Traffic jams cripple Moscow, threaten business
In the coming weeks, Russia's first twin-use car and train tunnel will open. And in a bid to get cars off the roads, several new metro stations will open.
December is jam season in Russia’s capital. Taxi drivers will tell you traffic horror stories. Eight-hour snarl-ups as New Year shopping and black ice take their toll are not unusual.
Each year the city comes closer to grinding to a complete halt. So, this Christmas the government’s unveiling a massive last throw of the dice to prevent gridlock.
Vice president of Ingeocom, Nikolay Kurennoy, says widening roads won't solve the problem.
“Doubling up the metro line is a start. We must make the metro more interconnected and more attractive for Muscovites to leave their cars behind,” Kurennoy said.
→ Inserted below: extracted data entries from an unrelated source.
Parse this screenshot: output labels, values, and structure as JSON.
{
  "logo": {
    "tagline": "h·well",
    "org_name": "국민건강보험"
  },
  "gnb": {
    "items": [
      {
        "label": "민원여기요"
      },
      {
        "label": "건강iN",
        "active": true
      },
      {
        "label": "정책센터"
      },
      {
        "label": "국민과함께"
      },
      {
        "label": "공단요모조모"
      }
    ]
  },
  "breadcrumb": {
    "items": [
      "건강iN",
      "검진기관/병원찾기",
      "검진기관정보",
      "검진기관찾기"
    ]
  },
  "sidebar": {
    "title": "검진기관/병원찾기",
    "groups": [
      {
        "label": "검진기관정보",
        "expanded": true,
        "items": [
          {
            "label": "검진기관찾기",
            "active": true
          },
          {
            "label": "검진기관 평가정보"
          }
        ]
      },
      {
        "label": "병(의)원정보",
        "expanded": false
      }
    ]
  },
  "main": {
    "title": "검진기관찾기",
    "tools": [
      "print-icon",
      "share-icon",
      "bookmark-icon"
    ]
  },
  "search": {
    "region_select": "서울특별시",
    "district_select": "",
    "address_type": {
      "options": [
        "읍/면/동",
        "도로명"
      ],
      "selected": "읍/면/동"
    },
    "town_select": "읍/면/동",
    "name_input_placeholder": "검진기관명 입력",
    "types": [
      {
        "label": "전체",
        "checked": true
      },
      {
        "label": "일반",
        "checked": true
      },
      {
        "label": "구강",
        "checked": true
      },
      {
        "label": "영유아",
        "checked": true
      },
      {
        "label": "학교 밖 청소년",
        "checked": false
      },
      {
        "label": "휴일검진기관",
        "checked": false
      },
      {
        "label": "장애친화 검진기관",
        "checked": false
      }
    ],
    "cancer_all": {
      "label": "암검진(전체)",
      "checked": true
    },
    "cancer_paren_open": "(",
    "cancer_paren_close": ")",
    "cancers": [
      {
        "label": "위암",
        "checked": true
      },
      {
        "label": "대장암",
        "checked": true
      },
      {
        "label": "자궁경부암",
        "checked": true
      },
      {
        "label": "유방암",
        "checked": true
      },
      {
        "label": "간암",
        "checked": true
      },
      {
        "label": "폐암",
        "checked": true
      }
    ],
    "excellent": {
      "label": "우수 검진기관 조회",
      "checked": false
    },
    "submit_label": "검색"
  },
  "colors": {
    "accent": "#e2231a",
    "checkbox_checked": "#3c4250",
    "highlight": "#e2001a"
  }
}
The fact is the building boom has left precious little space over ground. But despite international research to the contrary, its project manager claimed extra roads will ease traffic.
The problem has become so bad, several multinational corporations have decided against setting up in the city. The capital’s biggest taxi operator, New Yellow, says the three million cars on the streets are the single worst enemy of business people.
A twin-level tunnel with cars on top and trains below, and a double-line metro, are testaments to just how far Russia’s infrastructure is falling behind the homes and businesses springing up around it.
The government is now racing to avoid the strangulation of Moscow and, by extension, the entire Russian economy.